I particularly agree with commandments 4, 5, 6, 9 and 10. These are absolutely timeless and should be ingrained in any organization's culture, for-profits and non-profits alike.

This is a long book at 752 pages, but if you were to read anything, I would recommend Chapter 11, entitled "Principles" (pp 183-214).

Tuesday, September 15, 2009

My Take on Google Apps: The Good, the Bad and the Ugly

Now that we have been using Google Apps for the better part of 3 months, I wanted to give a review of how it has worked for us and whether we really miss Microsoft Outlook. This is also a glimpse into how we work on a daily basis at RIGHTSLEEVE.

I was intrigued about Google Apps ever since I learned about its forthcoming release back in 2006 when I attended the Office 2.0 conference in San Francisco. The idea that one could run an entire email service off the web (with our own domain) offered some huge advantages.


It took a few years for us to finally pull the trigger as we were so heavily invested in Microsoft technology. Old habits also die hard.


Now that we have moved over to Google Apps, here's the good, the bad and the ugly:


The Good

- the price is right. Google Apps is free, though you can upgrade to $50/user/year for some additional features.


- avoid paying for the expensive Microsoft Exchange which offers calendar sharing, among other enterprise friendly features.

- shared calendars

- syncing contacts and calendar records with a Blackberry/iPhone is done wirelessly

- no more spam (or at least very little of it)

- our IT administrator's time has been freed up as he no longer manages the myriad problems we had with Outlook (mail server crashing, etc)
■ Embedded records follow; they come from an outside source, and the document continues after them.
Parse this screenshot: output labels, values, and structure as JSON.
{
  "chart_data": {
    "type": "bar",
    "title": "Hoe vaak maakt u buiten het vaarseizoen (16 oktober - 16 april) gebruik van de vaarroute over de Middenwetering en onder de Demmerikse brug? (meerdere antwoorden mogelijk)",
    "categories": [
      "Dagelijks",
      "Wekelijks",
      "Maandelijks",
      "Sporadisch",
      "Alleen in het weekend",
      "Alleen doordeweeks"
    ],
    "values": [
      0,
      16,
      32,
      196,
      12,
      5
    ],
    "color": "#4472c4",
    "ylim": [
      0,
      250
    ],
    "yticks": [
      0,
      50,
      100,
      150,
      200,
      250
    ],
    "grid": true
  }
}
- no need to backup our mail server

- more intuitive email filters

- email search capabilities are vastly superior to Outlook

- Google Docs is great for sharing documents and spreadsheets in real time across the organization. We still use our server for the majority of our files (ie artwork), but Google Docs makes it easy to work on projects in real time with other team members - no emailed Word attachments!

- the ability to access our files anywhere on any internet connected computer (this is also how our own CRM and production system works as well).

- email is stored in one place regardless of where the email was sent or received.

- managing "out of office" replies is so much easier

The Bad

- Google's Blackberry App is average at best (I am referring here to the Blackberry BIS service as I believe Google works better with Blackberry BES).

- searching for past emails takes quite a while on the Blackberry (min 20 seconds - a surprise for the company that pioneered the 0.7 second search results)

- when using the Blackberry, it does not access "all contacts" when composing emails (it only accesses your most recent contacts). You can access all contacts but it means digging into a few menus and then waiting minimum 20 seconds for all of the contacts to load).

- on the web, the contacts menu within Gmail takes a while to load and searching for contacts is time consuming (searching for a contact takes approx 4x longer than searching for a past email)

- cannot copy and paste attachments into Gmail like you can with Outlook (if I want to add an attachment I have to upload it to the outgoing message, something I could have just pasted into an Outlook message before).

- when you import your calendar records from Outlook into Google Apps, you lose your recurring events.

The Ugly

- data usage is very high on the Blackberry which means having to upgrade to a more expensive local plan. It gets even worse when you are in a different country as data charges are a usurious $6/MB - I use an average of 45-55MB of data per month. Data usage on the Blackberry before I moved to Google Apps was a tenth of what I use now.

The Bottom Line

Over the past 3 months, Google Apps have been down twice (a much publicized event on Twitter). The sum total of the service outage has been 3-4 hrs, not really a big deal in the grand scheme of things. When we were using Outlook and had to manage our own mail server, we spent more time dealing with problems which affected our access to email.

Overall, the switch has been worth it. The ability to collaborate with one another across our organization has been the number one benefit, with the time we have saved on IT hassles being a close second.

Hope this helps. If we've missed anything, be sure to comment accordingly.